MD/PhD Student Temerty Faculty of Medicine, University of Toronto Toronto, Ontario, Canada
Background: Shared decision making (SDM) is where patients (or parents/caregivers) and clinicians come together to determine the optimal plan of care based on the best available evidence and patient preferences. Engaging families in SDM is an important principle in patient- and family-centered care and improves patient satisfaction and clinical outcomes. Despite evidence highlighting the importance of SDM in pediatrics, no prior systematic review has described the effectiveness of SDM interventions in acute care settings. Objective: To describe implemented pediatric SDM interventions and their impact on patient- and family-centered and clinical outcomes in acute care settings. Design/Methods: We searched Ovid MEDLINE, Ovid EMBASE, Ovid Cochrane Library, CINAHL, Web of Science, Scopus, and Ovid PsycInfo databases from 2008 to 2023 to identify studies that: 1) included children and youth < 19 years, their caregivers, or both; 2) utilized approaches and/or tools to facilitate patient involvement in acute medical decision making; and 3) evaluated any patient-reported and/or clinical outcomes. Studies were included regardless of study design or language. We described and evaluated SDM interventions, study type, measured outcomes, and study quality. Results: Of 5674 articles identified, 153 studies were selected for full-text review, and 19 studies were included (Figure 1). Most studies were conducted in the United States (Table 1). Ten studies used an experimental design, six observational, two pre/post and one qualitative. Clinical problems studied included acute respiratory infection (n=5), traumatic brain injury (n=4), and appendicitis (n=4).
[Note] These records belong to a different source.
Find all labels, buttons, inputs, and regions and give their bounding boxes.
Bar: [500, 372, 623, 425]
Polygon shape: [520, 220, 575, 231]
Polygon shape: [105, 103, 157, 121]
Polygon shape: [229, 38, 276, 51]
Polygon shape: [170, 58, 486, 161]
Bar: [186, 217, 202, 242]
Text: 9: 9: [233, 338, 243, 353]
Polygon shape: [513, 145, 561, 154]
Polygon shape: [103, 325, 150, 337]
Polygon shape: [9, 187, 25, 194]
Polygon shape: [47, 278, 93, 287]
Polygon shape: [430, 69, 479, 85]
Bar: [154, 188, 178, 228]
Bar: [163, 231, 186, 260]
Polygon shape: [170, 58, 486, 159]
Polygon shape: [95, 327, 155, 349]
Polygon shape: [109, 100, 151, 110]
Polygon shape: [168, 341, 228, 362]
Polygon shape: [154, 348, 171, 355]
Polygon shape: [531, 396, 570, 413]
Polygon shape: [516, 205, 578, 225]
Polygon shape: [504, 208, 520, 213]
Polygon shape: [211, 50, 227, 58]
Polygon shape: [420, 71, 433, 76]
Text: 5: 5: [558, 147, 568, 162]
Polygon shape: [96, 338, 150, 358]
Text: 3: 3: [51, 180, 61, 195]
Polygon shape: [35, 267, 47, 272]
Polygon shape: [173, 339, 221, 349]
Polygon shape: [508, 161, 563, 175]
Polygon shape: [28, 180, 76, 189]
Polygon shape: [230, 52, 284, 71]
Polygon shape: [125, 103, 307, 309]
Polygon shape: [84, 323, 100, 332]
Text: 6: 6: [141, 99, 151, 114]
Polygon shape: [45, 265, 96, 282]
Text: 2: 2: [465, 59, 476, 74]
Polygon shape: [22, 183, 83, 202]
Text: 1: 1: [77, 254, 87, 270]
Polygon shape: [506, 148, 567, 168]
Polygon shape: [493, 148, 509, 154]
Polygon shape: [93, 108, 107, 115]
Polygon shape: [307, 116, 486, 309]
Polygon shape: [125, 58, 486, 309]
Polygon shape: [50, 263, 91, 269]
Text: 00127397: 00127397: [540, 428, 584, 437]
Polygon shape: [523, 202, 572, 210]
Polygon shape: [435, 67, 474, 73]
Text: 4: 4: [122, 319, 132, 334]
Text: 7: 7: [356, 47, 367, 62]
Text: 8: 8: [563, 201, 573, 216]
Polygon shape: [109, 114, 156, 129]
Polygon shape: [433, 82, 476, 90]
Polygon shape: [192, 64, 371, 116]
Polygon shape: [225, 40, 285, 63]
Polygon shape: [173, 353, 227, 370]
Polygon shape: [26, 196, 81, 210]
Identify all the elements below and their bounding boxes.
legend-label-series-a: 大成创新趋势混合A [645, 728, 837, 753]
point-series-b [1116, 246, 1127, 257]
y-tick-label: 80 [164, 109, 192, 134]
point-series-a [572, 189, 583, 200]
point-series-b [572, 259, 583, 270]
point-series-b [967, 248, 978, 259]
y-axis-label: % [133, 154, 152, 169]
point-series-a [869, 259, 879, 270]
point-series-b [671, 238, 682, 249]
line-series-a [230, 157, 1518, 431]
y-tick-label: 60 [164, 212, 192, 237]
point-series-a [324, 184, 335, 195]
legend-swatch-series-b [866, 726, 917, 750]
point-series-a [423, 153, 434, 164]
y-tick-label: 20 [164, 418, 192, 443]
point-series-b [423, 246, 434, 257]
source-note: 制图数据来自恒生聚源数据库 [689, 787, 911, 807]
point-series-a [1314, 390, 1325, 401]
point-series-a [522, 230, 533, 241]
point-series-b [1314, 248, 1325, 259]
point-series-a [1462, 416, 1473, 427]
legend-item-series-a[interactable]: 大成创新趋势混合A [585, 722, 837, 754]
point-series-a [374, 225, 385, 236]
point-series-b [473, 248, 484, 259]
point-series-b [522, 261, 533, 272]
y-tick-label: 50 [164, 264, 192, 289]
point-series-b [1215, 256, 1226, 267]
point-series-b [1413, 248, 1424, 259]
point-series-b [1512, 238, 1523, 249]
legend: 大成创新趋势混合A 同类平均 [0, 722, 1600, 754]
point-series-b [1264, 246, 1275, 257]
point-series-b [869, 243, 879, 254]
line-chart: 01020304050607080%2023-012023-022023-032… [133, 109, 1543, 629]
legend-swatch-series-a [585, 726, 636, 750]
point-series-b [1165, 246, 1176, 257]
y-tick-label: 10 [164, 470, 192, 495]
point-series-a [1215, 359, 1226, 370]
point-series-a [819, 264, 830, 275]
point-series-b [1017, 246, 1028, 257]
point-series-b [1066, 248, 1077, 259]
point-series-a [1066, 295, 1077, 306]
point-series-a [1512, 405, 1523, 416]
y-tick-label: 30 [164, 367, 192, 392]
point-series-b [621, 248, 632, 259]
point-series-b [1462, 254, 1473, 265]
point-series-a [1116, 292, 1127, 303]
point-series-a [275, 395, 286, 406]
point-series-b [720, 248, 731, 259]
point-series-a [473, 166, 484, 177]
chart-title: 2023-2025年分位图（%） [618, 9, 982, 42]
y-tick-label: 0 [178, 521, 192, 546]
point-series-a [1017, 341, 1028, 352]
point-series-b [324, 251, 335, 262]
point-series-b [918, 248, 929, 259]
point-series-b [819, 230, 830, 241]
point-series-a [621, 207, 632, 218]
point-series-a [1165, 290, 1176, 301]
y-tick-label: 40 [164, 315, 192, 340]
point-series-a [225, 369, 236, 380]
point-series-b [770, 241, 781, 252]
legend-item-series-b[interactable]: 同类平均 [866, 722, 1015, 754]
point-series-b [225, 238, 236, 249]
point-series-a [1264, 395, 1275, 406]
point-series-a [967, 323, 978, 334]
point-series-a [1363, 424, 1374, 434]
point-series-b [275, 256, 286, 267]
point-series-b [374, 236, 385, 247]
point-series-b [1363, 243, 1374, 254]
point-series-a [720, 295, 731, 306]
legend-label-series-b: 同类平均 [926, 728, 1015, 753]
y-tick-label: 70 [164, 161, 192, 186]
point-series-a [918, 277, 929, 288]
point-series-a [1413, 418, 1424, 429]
Most studies were in the emergency department (n=9), followed by the inpatient setting (n=6), and outpatient setting (n=4). Parent/child involvement, satisfaction, and decisional conflict were frequently measured patient-centered outcomes, while guideline adherence, complications, and healthcare utilization were the most common clinical outcomes (Table 2). The studies demonstrated effectiveness of SDM in a variety of acute care settings, with respect to their ability to augment family-centered care without increasing clinical complication or healthcare utilization.
Conclusion(s): Our comprehensive systematic review of SDM interventions in pediatric in acute care settings described the interventions and their evaluated in patient-centered and clinical outcomes, highlighting the effectiveness of SDM tools across acute care settings. These results can support the implementation and evaluation of SDM in acute pediatric care.